Documentaire sur grand écran

Cette semaine, nous vous proposons de découvrir en ligne quatre films issus du cycle "Histoires de familles, mémoires de l’Histoire". Un programme conçu en collaboration avec Juliette Goursat, pour le Mois du film documentaire coordonné par Images en bibliothèques.

LIEN VERS LES FILMS

Comment faire émerger une mémoire ou un récit familial, lorsque des événements dramatiques ont perturbé le cours d’une vie, au point d’inhiber la parole de ceux qui pourraient témoigner, ou de brouiller le sens qu’on pourrait donner à certaines expériences ? Dans des films bouleversants, des cinéastes se risquent à interroger leurs proches et se confrontent à leur passé pour repriser une histoire familiale. Il en résulte des témoignages poignants sur le deuil, l’engagement militant, la Shoah, la condition des femmes avant-68, dans lesquels affleure bien souvent une version intime de la grande Histoire.

Intervenants

En présence de Juliette Goursat.

Séances

Mardi 24/11/20 à 12h |

Time Indefinite
Ross Mcelwee
États-Unis, 1993, 114’
Album de photos animées qui mêle vie privée et réflexions personnelles de Ross McElwee. Le film livre un regard pudique et subtil sur la mort, le mariage, la paternité. Au-delà de la chronique familiale, Ross McElwee atteint ici une profondeur particulière qui résonne en chacun de nous.
Fils de LIP
Thomas Faverjon
France, 2007, 51’
À trente ans, l’âge du conflit Lip, le réalisateur revient à Besançon, lieu de cette bataille historique pour l’autogestion ouvrière. Bataille personnelle aussi qui fut celle de ses propres parents.
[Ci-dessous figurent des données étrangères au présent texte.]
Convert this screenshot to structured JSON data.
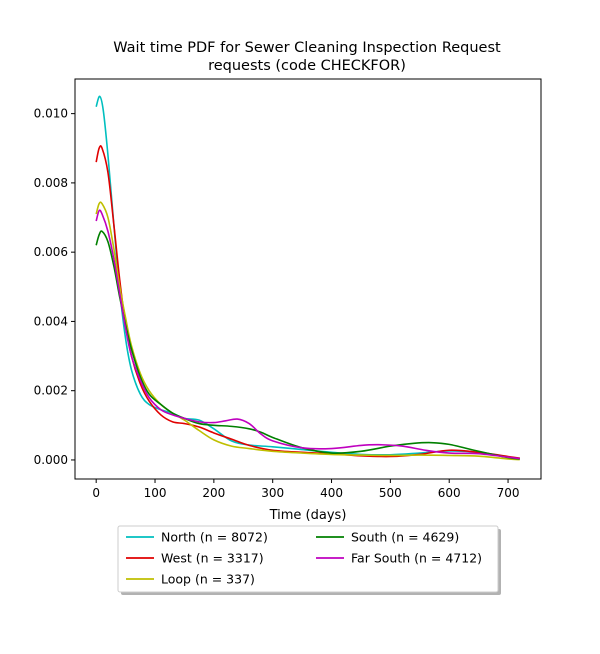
{
  "chart_data": {
    "type": "line",
    "title_lines": [
      "Wait time PDF for Sewer Cleaning Inspection Request",
      "requests (code CHECKFOR)"
    ],
    "xlabel": "Time (days)",
    "ylabel": "",
    "xlim": [
      -36,
      756
    ],
    "ylim": [
      -0.00055,
      0.011
    ],
    "xticks": [
      0,
      100,
      200,
      300,
      400,
      500,
      600,
      700
    ],
    "xtick_labels": [
      "0",
      "100",
      "200",
      "300",
      "400",
      "500",
      "600",
      "700"
    ],
    "yticks": [
      0.0,
      0.002,
      0.004,
      0.006,
      0.008,
      0.01
    ],
    "ytick_labels": [
      "0.000",
      "0.002",
      "0.004",
      "0.006",
      "0.008",
      "0.010"
    ],
    "grid": false,
    "legend_position": "below-center",
    "series": [
      {
        "name": "North (n = 8072)",
        "color": "#00bfbf",
        "x": [
          0,
          6,
          12,
          20,
          30,
          40,
          50,
          60,
          75,
          90,
          110,
          130,
          150,
          175,
          200,
          230,
          260,
          300,
          350,
          400,
          450,
          500,
          550,
          600,
          650,
          700,
          720
        ],
        "y": [
          0.0102,
          0.0105,
          0.0101,
          0.0088,
          0.0068,
          0.0049,
          0.0035,
          0.0026,
          0.0019,
          0.0016,
          0.00145,
          0.00135,
          0.0012,
          0.00115,
          0.0009,
          0.00055,
          0.00043,
          0.00038,
          0.0003,
          0.00022,
          0.00016,
          0.00015,
          0.0002,
          0.00026,
          0.00022,
          8e-05,
          4e-05
        ]
      },
      {
        "name": "West (n = 3317)",
        "color": "#e00000",
        "x": [
          0,
          5,
          10,
          20,
          30,
          40,
          50,
          60,
          75,
          90,
          110,
          130,
          150,
          175,
          200,
          230,
          260,
          300,
          350,
          400,
          450,
          500,
          550,
          600,
          650,
          700,
          720
        ],
        "y": [
          0.0086,
          0.009,
          0.009,
          0.0083,
          0.0068,
          0.0052,
          0.0039,
          0.003,
          0.0022,
          0.0017,
          0.0013,
          0.0011,
          0.00105,
          0.00095,
          0.00078,
          0.0006,
          0.00042,
          0.00028,
          0.00022,
          0.00018,
          0.00012,
          0.0001,
          0.00016,
          0.00028,
          0.00022,
          0.0001,
          5e-05
        ]
      },
      {
        "name": "Loop (n = 337)",
        "color": "#bfbf00",
        "x": [
          0,
          5,
          10,
          20,
          30,
          40,
          50,
          60,
          75,
          90,
          110,
          130,
          150,
          175,
          200,
          230,
          260,
          300,
          350,
          400,
          450,
          500,
          550,
          600,
          650,
          700,
          720
        ],
        "y": [
          0.0071,
          0.0074,
          0.0074,
          0.007,
          0.0061,
          0.005,
          0.0041,
          0.0033,
          0.0025,
          0.002,
          0.0016,
          0.00135,
          0.00115,
          0.00085,
          0.00058,
          0.0004,
          0.00033,
          0.00025,
          0.0002,
          0.00016,
          0.00014,
          0.00013,
          0.00014,
          0.00013,
          0.00011,
          3e-05,
          1e-05
        ]
      },
      {
        "name": "South (n = 4629)",
        "color": "#008000",
        "x": [
          0,
          5,
          10,
          20,
          30,
          40,
          50,
          60,
          75,
          90,
          110,
          130,
          150,
          175,
          200,
          230,
          260,
          280,
          300,
          350,
          400,
          450,
          500,
          540,
          570,
          600,
          650,
          700,
          720
        ],
        "y": [
          0.0062,
          0.0065,
          0.0066,
          0.0063,
          0.0056,
          0.0047,
          0.0039,
          0.0032,
          0.0024,
          0.0019,
          0.0016,
          0.00135,
          0.0012,
          0.00105,
          0.001,
          0.00097,
          0.0009,
          0.0008,
          0.00065,
          0.00035,
          0.0002,
          0.00025,
          0.0004,
          0.00048,
          0.0005,
          0.00045,
          0.00025,
          7e-05,
          3e-05
        ]
      },
      {
        "name": "Far South (n = 4712)",
        "color": "#bf00bf",
        "x": [
          0,
          5,
          10,
          20,
          30,
          40,
          50,
          60,
          75,
          90,
          110,
          130,
          150,
          175,
          200,
          220,
          240,
          260,
          280,
          300,
          350,
          400,
          450,
          480,
          520,
          560,
          600,
          650,
          700,
          720
        ],
        "y": [
          0.0069,
          0.0072,
          0.0071,
          0.0066,
          0.0058,
          0.0048,
          0.0038,
          0.003,
          0.0023,
          0.0018,
          0.00145,
          0.0013,
          0.0012,
          0.0011,
          0.00108,
          0.00113,
          0.00118,
          0.00105,
          0.00075,
          0.00055,
          0.00035,
          0.00033,
          0.00042,
          0.00044,
          0.0004,
          0.00028,
          0.0002,
          0.00018,
          8e-05,
          4e-05
        ]
      }
    ]
  }
}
L’occasion d’un bilan édifiant.
Merci maman !
Sophie Glanddier
France, 2019, 88’
Une octogénaire encore très souple part à la recherche de sa mère avec sa fille excentrique. Leur enquête sauvage autour du monde vire en épopée légère et sentimentale.
La Mémoire de mon père
Patrick Zachmann
France, 1991, 31’
Patrick Zachmann a derrière lui une œuvre photographique importante quand il aborde le cinéma. En 1991, il choisit le film pour accéder enfin à une vérité, la vérité de son histoire familiale, sur laquelle son père juif, fils de déporté, garde le silence depuis toujours.